Даже в те дни, когда отец и мать были вечером дома, они, как правило, работали. Мать проверяла бесконечные ученические тетради, а отец готовился к занятиям или штудировал очередную полиграфическую литературу, которая тогда в основном была на немецком языке. По вечерам, засыпая, я видел отца или мать, склоненных над столиком при неярком свете настольной лампы. Зрелище это вселяло чувство покоя и уюта. Зато настоящими праздниками были те нечастые дни, когда отец ненадолго освобождался, и мы отправлялись гулять. Основным местом этих гуляний была набережная Невы, куда няньки не слишком любили ходить, предпочитая ближние бульвары и садики. Здесь начинался другой мир. Под сырым, пронизывающим до костей балтийским ветром поскрипывали у причалов самые разные суда – от гигантских (так мне тогда казалось) пароходов до маленьких, густо дымивших буксиров, которые все почему-то носили имена героев Великой Французской революции – «Сен-Жюст», «Демулен», «Робеспьер». Веселые матросы курили на палубах. Иногда там же можно было услышать звуки баяна и лихие матросские песни, из которых запомнилось: «По морям, морям, морям, морям. Нынче здесь, а завтра там». За маленькими круглыми окнами в медной оправе, светившимися в черном борту, происходила какая-то таинственная жизнь – уже не на земле, а в другой, хотя и близкой – не далее шага – но совершенно недоступной стихии. Это детское ощущение сладкой притягивающей тревоги и непреодолимого любопытства я вспомнил уже взрослым, когда впервые прочел строки Мандельштама:
Другим любимым местом был зоопарк на Петроградской. Туда надо было ехать на трамвае, хотя и не слишком далеко, а все-таки – настоящее путешествие через мосты. Трамваи тогда были с открытыми площадками и колокольчиком, объявлявшим отправление. Вечером на них зажигались разноцветные огни – для каждого номера свой, чтобы можно было опознать в темноте нужный номер. В зоопарке, полюбовавшись на слонов, жирафов и львов, мы обычно шли кататься на «американские горы». Маленькая тележка с лязгом и звоном взлетала вверх и стремительно неслась вниз по крутым головокружительным виражам, проскакивая через какие-то тоннели. Сердце замирало от ужаса и восторга. Кстати, именно здесь, на Петроградской, несколько позднее, когда я уже мог по складам читать объявления на стенах и вывески, я сделал неожиданное для себя открытие. Зная наизусть «Доктора Айболита», я пришел в восторг, увидев на угловом доме надпись: «Бармалеева улица». Вот оно что – оказывается, даже улица есть в честь Бармалея! Мне тогда, конечно, было невдомек, что все как раз наоборот. Здесь прежде жил богатый купец Бармалеев, по фамилии которого и была названа улица, а уже по названию улицы придумал Корней Чуковский имя своему герою. Любил я и праздничные демонстрации, особенно первомайские, куда отправлялся либо с мамой и ее школой, либо с отцом. Второй вариант был гораздо привлекательней, поскольку колонну картфабрики обычно возглавлял большой военно-морской оркестр, да и в самой колонне было довольно много людей в морской форме. Это вселяло иллюзию причастности к морю. Да и сама морская форма осталась любимой на всю жизнь. Хорошо помню последнюю предвоенную демонстрацию 1 мая 1941 года. Колонна наша, двигавшаяся по улице Герцена (сейчас Большая Морская) через Исаакиевскую площадь, остановилась у здания немецкого консульства, на котором развевался огромный красный флаг с белым кругом и черной свастикой в середине.

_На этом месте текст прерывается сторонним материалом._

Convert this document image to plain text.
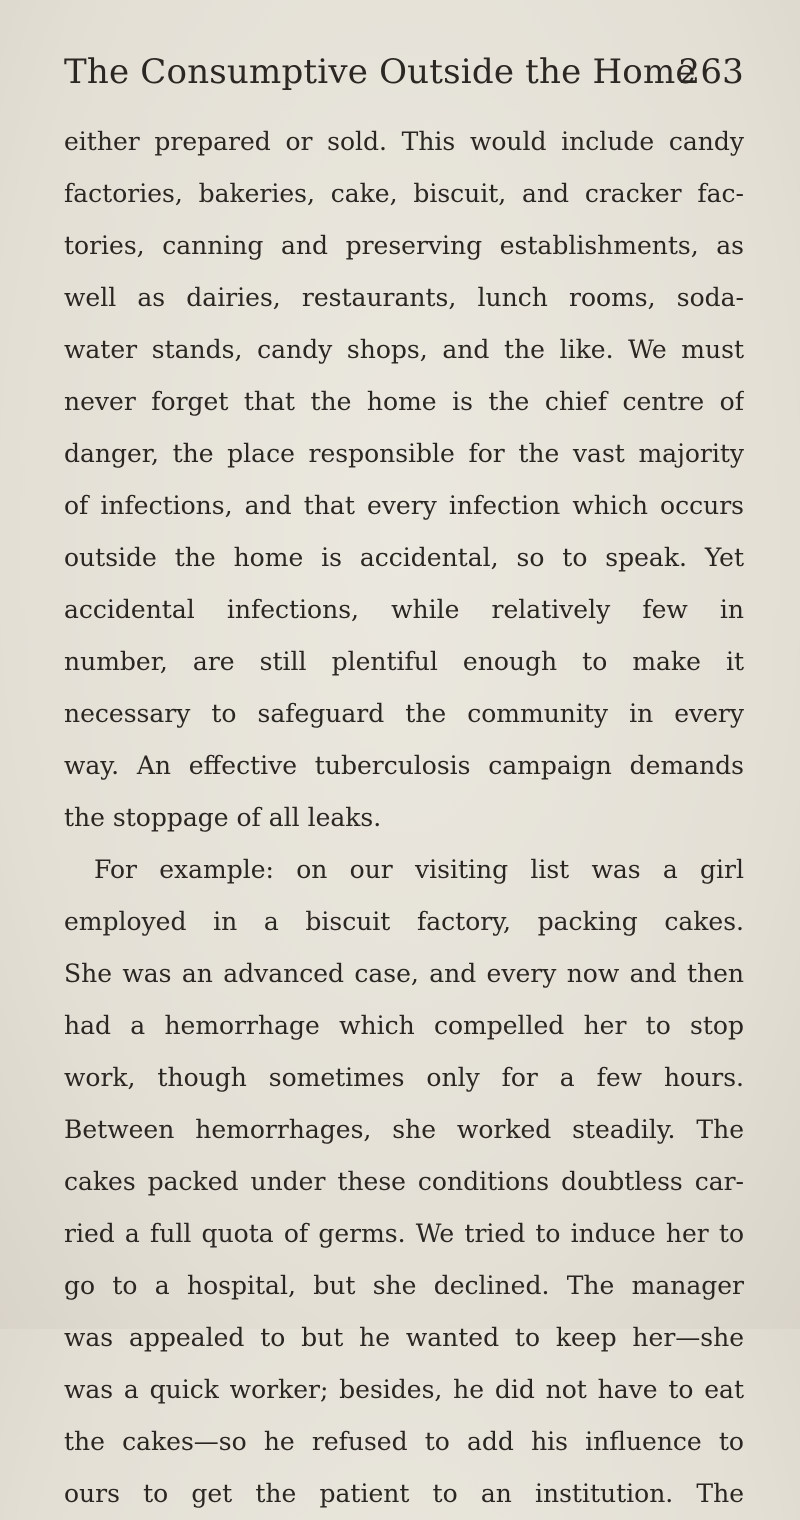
The Consumptive Outside the Home
263
either prepared or sold. This would include candy
factories, bakeries, cake, biscuit, and cracker fac-
tories, canning and preserving establishments, as
well as dairies, restaurants, lunch rooms, soda-
water stands, candy shops, and the like. We must
never forget that the home is the chief centre of
danger, the place responsible for the vast majority
of infections, and that every infection which occurs
outside the home is accidental, so to speak. Yet
accidental infections, while relatively few in
number, are still plentiful enough to make it
necessary to safeguard the community in every
way. An effective tuberculosis campaign demands
the stoppage of all leaks.
For example: on our visiting list was a girl
employed in a biscuit factory, packing cakes.
She was an advanced case, and every now and then
had a hemorrhage which compelled her to stop
work, though sometimes only for a few hours.
Between hemorrhages, she worked steadily. The
cakes packed under these conditions doubtless car-
ried a full quota of germs. We tried to induce her to
go to a hospital, but she declined. The manager
was appealed to but he wanted to keep her—she
was a quick worker; besides, he did not have to eat
the cakes—so he refused to add his influence to
ours to get the patient to an institution. The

Почти каждое лето родители выезжали вместе со мной в Белоруссию, под Могилев, к своим родителям или под деревню Полыковичи «на Полыковские хутора». После тесной василеостровской комнатушки и питерских дождей белорусская солнечная деревенская вольница казалась сказочной. В памяти смутно брезжат протяжные белорусские песни, и до сих пор звенит в ушах лихая «Левониха» с замечательными четырехсложными рифмами:
Собирались мы поехать в Белоруссию и в сорок первом году, однако отцу не выдали вовремя зарплату, и билеты купить было не на что. Это нас спасло. Всех моих родных, живших в Могилеве, в сентябре того же года уничтожили фашисты.

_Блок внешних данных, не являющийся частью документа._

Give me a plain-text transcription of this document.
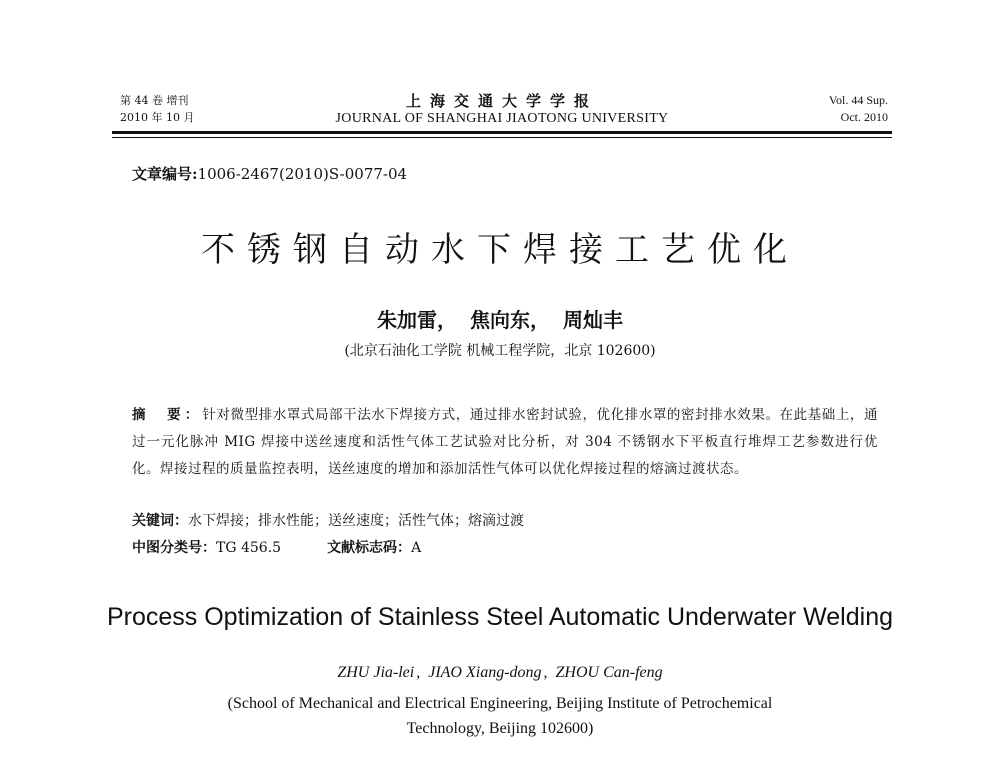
第 44 卷 增刊
2010 年 10 月
上海交通大学学报
JOURNAL OF SHANGHAI JIAOTONG UNIVERSITY
Vol. 44 Sup.
Oct. 2010
文章编号:1006-2467(2010)S-0077-04
不锈钢自动水下焊接工艺优化
朱加雷， 焦向东， 周灿丰
(北京石油化工学院 机械工程学院，北京 102600)
摘　要：针对微型排水罩式局部干法水下焊接方式，通过排水密封试验，优化排水罩的密封排水效果。在此基础上，通过一元化脉冲 MIG 焊接中送丝速度和活性气体工艺试验对比分析，对 304 不锈钢水下平板直行堆焊工艺参数进行优化。焊接过程的质量监控表明，送丝速度的增加和添加活性气体可以优化焊接过程的熔滴过渡状态。
关键词：水下焊接；排水性能；送丝速度；活性气体；熔滴过渡
中图分类号：TG 456.5	文献标志码：A
Process Optimization of Stainless Steel Automatic Underwater Welding
ZHU Jia-lei , JIAO Xiang-dong , ZHOU Can-feng
(School of Mechanical and Electrical Engineering, Beijing Institute of Petrochemical
Technology, Beijing 102600)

В сороковом году у меня вдруг отыскали «музыкальный слух», и родители загорелись идеей обучать меня музыке. В начале сорок первого года отец получил довольно большой по тем временам гонорар за учебник по полиграфии «Производство клише для высокой печати», который ему перевели на сберкнижку. Было решено купить пианино, однако внезапно грянувшая война порушила эти наивные планы. А деньги со сберкнижки мать смогла получить только в сорок четвертом, в эвакуации, в Омске – мы на целую неделю накупили хлеба, масла и яиц. Так что не могу сказать, что мое несостоявшееся музыкальное образование не стоит выеденного яйца.

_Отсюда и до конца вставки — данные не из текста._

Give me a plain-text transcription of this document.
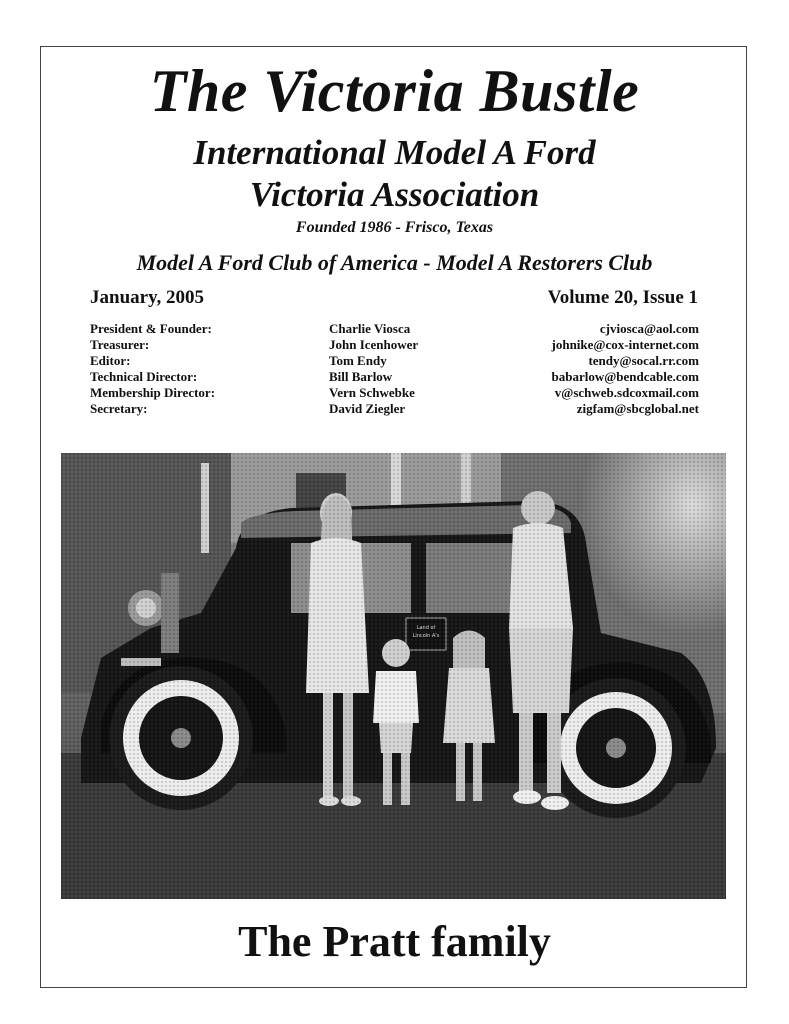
The Victoria Bustle
International Model A Ford
Victoria Association
Founded 1986 - Frisco, Texas
Model A Ford Club of America - Model A Restorers Club
January, 2005	Volume 20, Issue 1
President & Founder:	Charlie Viosca	cjviosca@aol.com
Treasurer:	John Icenhower	johnike@cox-internet.com
Editor:	Tom Endy	tendy@socal.rr.com
Technical Director:	Bill Barlow	babarlow@bendcable.com
Membership Director:	Vern Schwebke	v@schweb.sdcoxmail.com
Secretary:	David Ziegler	zigfam@sbcglobal.net
The Pratt family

…Почти сразу после начала войны, в июле 41-го года, моя мать вместе с начальными классами своей школы выехала, забрав меня с собой, в деревню под Валдай. В соответствии с планом эвакуации, составленным еще перед Финской войной в 39-м году, туда отправили несколько тысяч ленинградских детей. Но немцы уже в первый месяц войны вплотную подошли к Валдаю, в то время как Ленинград еще был относительным тылом. Многие родители кинулись оттуда за своими детьми, чтобы забрать их обратно. Одним из последних эшелонов нас вывезли назад, в Питер. Помню бомбежку на станции Малая Вишера, когда нас загнали под вагоны, а все вокруг было озарено яркими осветительными ракетами. 8 сентября немцы взяли Шлиссельбург, и началась блокада.
Осень сорок первого года выдалась сухой и ясной. Бомбежки учащались, а скоро к ним прибавился артобстрел. Пайки все время урезались. К декабрю деревья на бульваре вырубили на дрова. На улице и во дворах исчезли кошки и голуби. Ходили небезосновательные зловещие слухи, что ловят и убивают детей и продают их на Андреевском рынке как телятину.
Дом наш загорелся в январе сорок второго года не от бомбы и не от снаряда. В квартире выше этажом умерла соседка и оставила непогашенной «буржуйку», а гасить понемногу разгоравшийся пожар было нечем.
…В апреле сорок второго, уже через ладожскую трассу, мы с матерью отправились в эвакуацию в Сибирь. Машины шли по кузов в воде, с погашенными фарами, чтобы не привлекать внимание немцев, и нередко проваливались под лед.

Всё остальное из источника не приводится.